Although one very well-known Australian song goes on to say that Santa uses six large kangaroos (white boomers) instead of reindeer's to pull his sleigh, he usually prefers to use reindeer's in this part of the world too.
While the typical fare follows when it comes to kids getting ready for Santa – such as hanging up stockings by the fireplace mantle, decorating the Christmas tree with baubles and writing letters to Mr. Clause – Christmas in Australia means it is customary to leave the big guy a cold beer and carrots for those lovely reindeer.
Christmas meals to love and cherish
Given Australia’s British heritage, you are likely to find a number of familiar dishes on holiday tables. While turkey, ham, potatoes, stuffing, tarts, gravy, mince pies and rum balls are on the menu, these dishes tend to stand out each year:
- Christmas Damper – A kind of soda bread which has been savoured since the colonial times. Holiday lovers bake it into a shape of a star and enjoy it with honey or jam
- Plum Pudding – Well, nothing new here although a silver coin is left in the pudding for someone to find as they help themselves to a serving or two!
- Pavlova Cake – A lovely meringue cake topped with season fruit and enjoyed as a dessert.
You can read more about it in our earlier article: Christmas Food in Australia.
Bust a move – on the street, that is
Since December is summer in Australia, street parties are all the rage. Many a times on Christmas Eve, impromptu street parties are held and you’ll see the streets chock full of families and kids dancing to their favourite Christmas numbers.

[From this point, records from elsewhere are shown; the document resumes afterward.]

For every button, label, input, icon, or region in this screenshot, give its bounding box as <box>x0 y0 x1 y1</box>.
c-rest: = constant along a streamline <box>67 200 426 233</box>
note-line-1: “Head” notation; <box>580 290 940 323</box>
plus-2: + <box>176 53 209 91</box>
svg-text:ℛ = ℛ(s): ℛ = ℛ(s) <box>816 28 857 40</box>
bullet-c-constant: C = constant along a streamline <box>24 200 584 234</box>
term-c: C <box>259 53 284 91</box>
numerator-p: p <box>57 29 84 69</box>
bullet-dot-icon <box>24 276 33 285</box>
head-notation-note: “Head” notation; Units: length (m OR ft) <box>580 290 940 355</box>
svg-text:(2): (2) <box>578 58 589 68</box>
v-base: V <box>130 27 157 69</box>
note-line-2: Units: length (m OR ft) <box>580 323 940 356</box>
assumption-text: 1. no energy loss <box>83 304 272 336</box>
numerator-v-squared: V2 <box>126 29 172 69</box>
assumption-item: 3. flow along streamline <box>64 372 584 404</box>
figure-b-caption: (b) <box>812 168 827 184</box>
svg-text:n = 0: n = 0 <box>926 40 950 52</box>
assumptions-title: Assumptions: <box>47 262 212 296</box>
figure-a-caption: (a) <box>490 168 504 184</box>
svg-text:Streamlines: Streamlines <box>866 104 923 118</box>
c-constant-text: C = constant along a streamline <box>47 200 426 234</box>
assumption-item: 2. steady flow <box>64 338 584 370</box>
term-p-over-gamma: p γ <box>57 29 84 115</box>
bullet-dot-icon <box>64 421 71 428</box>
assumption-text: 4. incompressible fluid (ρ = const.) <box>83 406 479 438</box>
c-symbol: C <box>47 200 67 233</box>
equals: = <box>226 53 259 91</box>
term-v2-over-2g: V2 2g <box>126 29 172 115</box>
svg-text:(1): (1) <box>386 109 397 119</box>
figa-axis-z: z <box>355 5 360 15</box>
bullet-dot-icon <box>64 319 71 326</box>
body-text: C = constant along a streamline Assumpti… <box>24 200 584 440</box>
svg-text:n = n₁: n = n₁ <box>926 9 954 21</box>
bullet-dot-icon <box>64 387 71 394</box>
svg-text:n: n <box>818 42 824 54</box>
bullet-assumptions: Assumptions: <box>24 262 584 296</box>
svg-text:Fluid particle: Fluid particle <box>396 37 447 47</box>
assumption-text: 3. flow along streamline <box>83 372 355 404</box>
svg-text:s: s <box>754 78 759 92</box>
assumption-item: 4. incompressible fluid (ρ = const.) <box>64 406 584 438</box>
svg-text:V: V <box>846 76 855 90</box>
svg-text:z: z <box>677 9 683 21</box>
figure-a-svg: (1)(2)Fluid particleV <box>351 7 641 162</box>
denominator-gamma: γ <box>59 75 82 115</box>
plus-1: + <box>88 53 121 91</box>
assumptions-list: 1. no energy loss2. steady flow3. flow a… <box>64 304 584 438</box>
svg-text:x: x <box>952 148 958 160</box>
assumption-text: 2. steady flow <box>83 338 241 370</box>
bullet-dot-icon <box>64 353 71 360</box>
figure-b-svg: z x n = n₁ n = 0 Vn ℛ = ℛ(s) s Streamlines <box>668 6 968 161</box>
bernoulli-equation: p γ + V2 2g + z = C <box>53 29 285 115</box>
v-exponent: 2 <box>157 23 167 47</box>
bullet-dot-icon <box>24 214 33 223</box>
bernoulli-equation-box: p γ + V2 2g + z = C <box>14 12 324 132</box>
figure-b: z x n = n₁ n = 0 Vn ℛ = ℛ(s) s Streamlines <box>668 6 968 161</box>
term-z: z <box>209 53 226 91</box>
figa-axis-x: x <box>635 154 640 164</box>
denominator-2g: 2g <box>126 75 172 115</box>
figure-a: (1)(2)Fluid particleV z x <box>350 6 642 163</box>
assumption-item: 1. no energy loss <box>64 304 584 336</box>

Another one of the Christmas traditions in Australia that we absolutely love is the fact that Aussies are mostly Christmas lunch people!
Christmas in Australia is typically an all-day affair so it’s common to have not only lunch but also breakfast and dinner as well, while both kids and adults enjoy DIY Christmas games like Christmas tree jenga or chocolate and spoon race. The adults mostly, however, prefer a splash in the backyard pool or a spot of cricket.